In the initial script, the character of Ana's son had a larger role, but de Leon found the child actor playing the son difficult to work with and subsequently wrote most of his scenes out of the film.

Christopher de Leon learned how to play the piano for the role of Joey. Hilda Koronel recalled that the young actors on set, including actor de Leon and herself, would go out at night, but still make the early call times, even if just with an hour of sleep. At the time of shooting, Koronel was a student at Maryknoll College and had to excuse herself for a semester to finish the film. She previously worked with director de Leon on Lino Brocka's Manila in the Claws of Light, calling de Leon "a great cinematographer and director."

The film was dubbed in post-production.

=== Music ===
The film was scored by Jun Latonio, in his first film work, with the assistance of lyricist Joseph Olfindo. They were both students at the University of the Philippines College of Music whom de Leon met through his cousin, Nonong Buencamino. Olfindo would later suggest the music-related "wild concept" that would develop into de Leon's next film, Kakabakaba Ka Ba?. Latonio would go on to score other films including Joey Gosiengfiao's Temptation Island and Laurice Guillen's directorial debut Kasal?.

== Release ==
The film premiered on December 24, 1977, as an official entry to the 3rd Metro Manila Film Festival.

Kung Mangarap Ka't Magising was also an entry to the 1978 Asian Film Festival, held in Sydney, Australia, alongside de Leon's 1976 directorial debut Itim. The latter went on to win Best Picture at the festival.

=== Restoration ===
The film was digitally restored as part of the ABS-CBN Film Restoration Project. The actual restoration itself was done in the Philippines by Central Digital Lab, with the music restoration supervised by de Leon. The restoration was theatrically released at the Film Restoration Project's REELive the Classics program in February 2016 at Power Plant Mall. The following year, the restoration was shown at the 19th Far East Film Festival in Udine, Italy, as part of the Classics Restoration section, alongside Lino Brocka's Cain and Abel and Mario O'Hara's Tatlong Taong Walang Diyos.

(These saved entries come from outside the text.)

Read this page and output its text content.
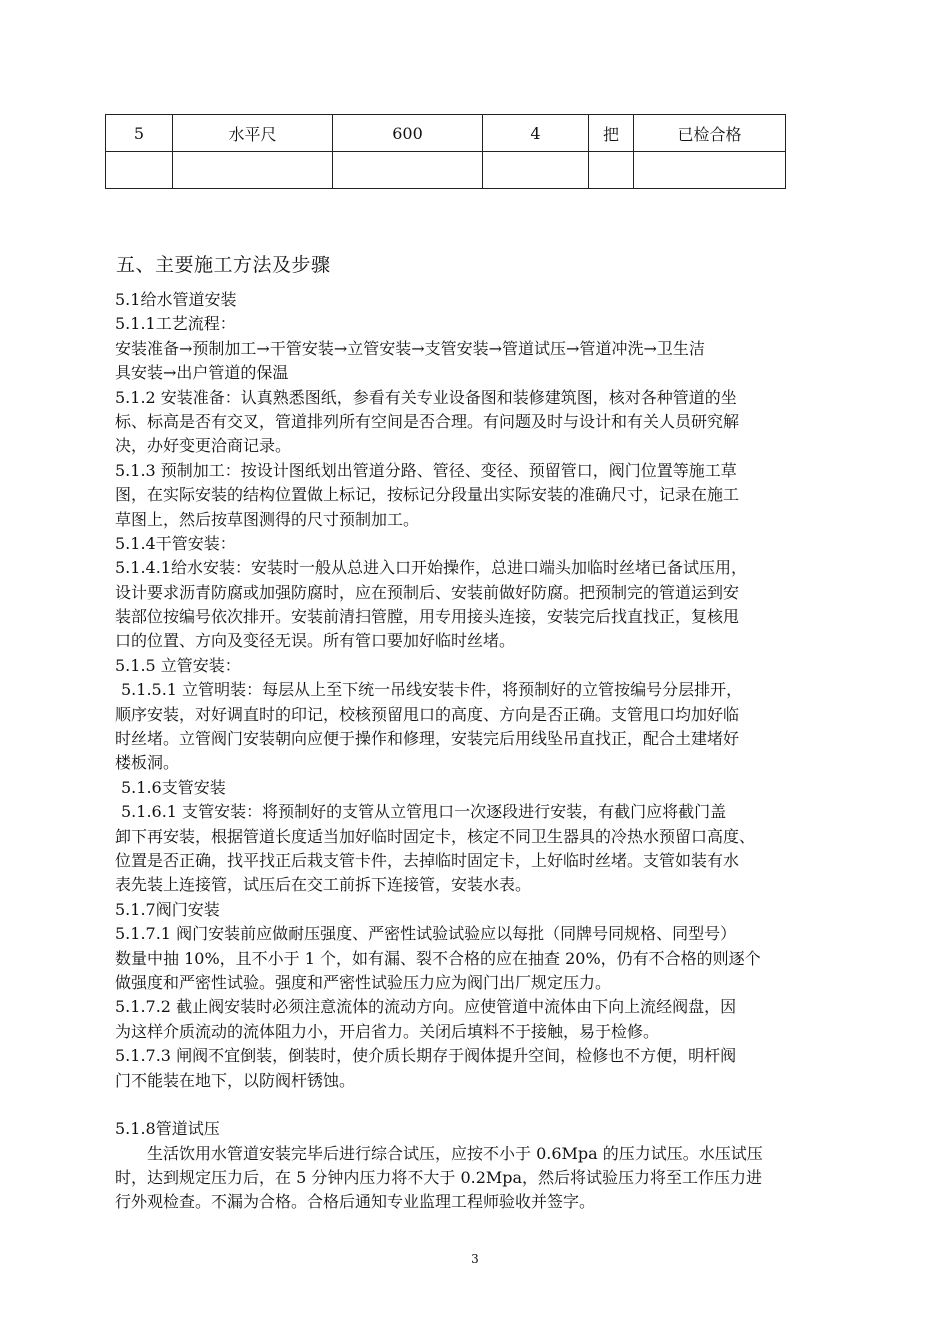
5	水平尺	600	4	把	已检合格

五、主要施工方法及步骤
5.1给水管道安装
5.1.1工艺流程：
安装准备→预制加工→干管安装→立管安装→支管安装→管道试压→管道冲洗→卫生洁
具安装→出户管道的保温
5.1.2 安装准备：认真熟悉图纸，参看有关专业设备图和装修建筑图，核对各种管道的坐
标、标高是否有交叉，管道排列所有空间是否合理。有问题及时与设计和有关人员研究解
决，办好变更洽商记录。
5.1.3 预制加工：按设计图纸划出管道分路、管径、变径、预留管口，阀门位置等施工草
图，在实际安装的结构位置做上标记，按标记分段量出实际安装的准确尺寸，记录在施工
草图上，然后按草图测得的尺寸预制加工。
5.1.4干管安装：
5.1.4.1给水安装：安装时一般从总进入口开始操作，总进口端头加临时丝堵已备试压用，
设计要求沥青防腐或加强防腐时，应在预制后、安装前做好防腐。把预制完的管道运到安
装部位按编号依次排开。安装前清扫管膛，用专用接头连接，安装完后找直找正，复核甩
口的位置、方向及变径无误。所有管口要加好临时丝堵。
5.1.5 立管安装：
5.1.5.1 立管明装：每层从上至下统一吊线安装卡件，将预制好的立管按编号分层排开，
顺序安装，对好调直时的印记，校核预留甩口的高度、方向是否正确。支管甩口均加好临
时丝堵。立管阀门安装朝向应便于操作和修理，安装完后用线坠吊直找正，配合土建堵好
楼板洞。
5.1.6支管安装
5.1.6.1 支管安装：将预制好的支管从立管甩口一次逐段进行安装，有截门应将截门盖
卸下再安装，根据管道长度适当加好临时固定卡，核定不同卫生器具的冷热水预留口高度、
位置是否正确，找平找正后栽支管卡件，去掉临时固定卡，上好临时丝堵。支管如装有水
表先装上连接管，试压后在交工前拆下连接管，安装水表。
5.1.7阀门安装
5.1.7.1 阀门安装前应做耐压强度、严密性试验试验应以每批（同牌号同规格、同型号）
数量中抽 10%，且不小于 1 个，如有漏、裂不合格的应在抽查 20%，仍有不合格的则逐个
做强度和严密性试验。强度和严密性试验压力应为阀门出厂规定压力。
5.1.7.2 截止阀安装时必须注意流体的流动方向。应使管道中流体由下向上流经阀盘，因
为这样介质流动的流体阻力小，开启省力。关闭后填料不于接触，易于检修。
5.1.7.3 闸阀不宜倒装，倒装时，使介质长期存于阀体提升空间，检修也不方便，明杆阀
门不能装在地下，以防阀杆锈蚀。
5.1.8管道试压
生活饮用水管道安装完毕后进行综合试压，应按不小于 0.6Mpa 的压力试压。水压试压
时，达到规定压力后，在 5 分钟内压力将不大于 0.2Mpa，然后将试验压力将至工作压力进
行外观检查。不漏为合格。合格后通知专业监理工程师验收并签字。
3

The restored version was included in the "Mike De Leon, Self-Portrait of a Filipino Filmmaker" retrospective at the Museum of Modern Art in New York City in November 2022. Also included in the retrospective was the documentary by Clodualdo del Mundo Jr., "Si Boyet, Hilda, Atbp," on the filming of Kung Mangarap Ka't Magising. That same year, the film was included in another retrospective, "Mike de Leon: A Life in (Moving) Pictures," this time at the Three Continents Festival in Nantes, France.

=== Home media ===
In March 2023, Kung Mangarap Ka't Magising was released on Blu-ray Disc by Carlotta Films as part of a box set of select films directed by de Leon.

== Reception ==

=== Critical response ===
In the Metro Manila Film Festival issue for Metro Manila magazine, critic and jury chairman Rolando Tinio barraged Kung Mangarap Ka't Magising, calling it "futile" for being "pure film." Recalling the incident in his memoir, director de Leon wrote, "It is evident in the review that Tinio was only interested in showing people how intellectually superior he was" by name dropping directors and talking of the "ur (whatever that was)," adding "it was a self-aggrandizing attack on a simple romcom."

The film has received generally positive retrospective reviews, with high praise for the cinematography and setting. Cathy Babao of the Philippine Daily Inquirer also noted the chemistry between de Leon and Koronel. Noel Vera of BusinessWorld, however, gave the film an average review, complimenting the style and cinematography, while questioning parts of the script, ultimately summarizing, "Not perhaps a great film (his [director Mike de Leon] masterpiece lay ahead of him) but a lovely early work nevertheless."

===Accolades===
Composer Jun Latonio won the Gawad Urian and Tinig Award for the musical score of Kung Mangarap Ka't Magising.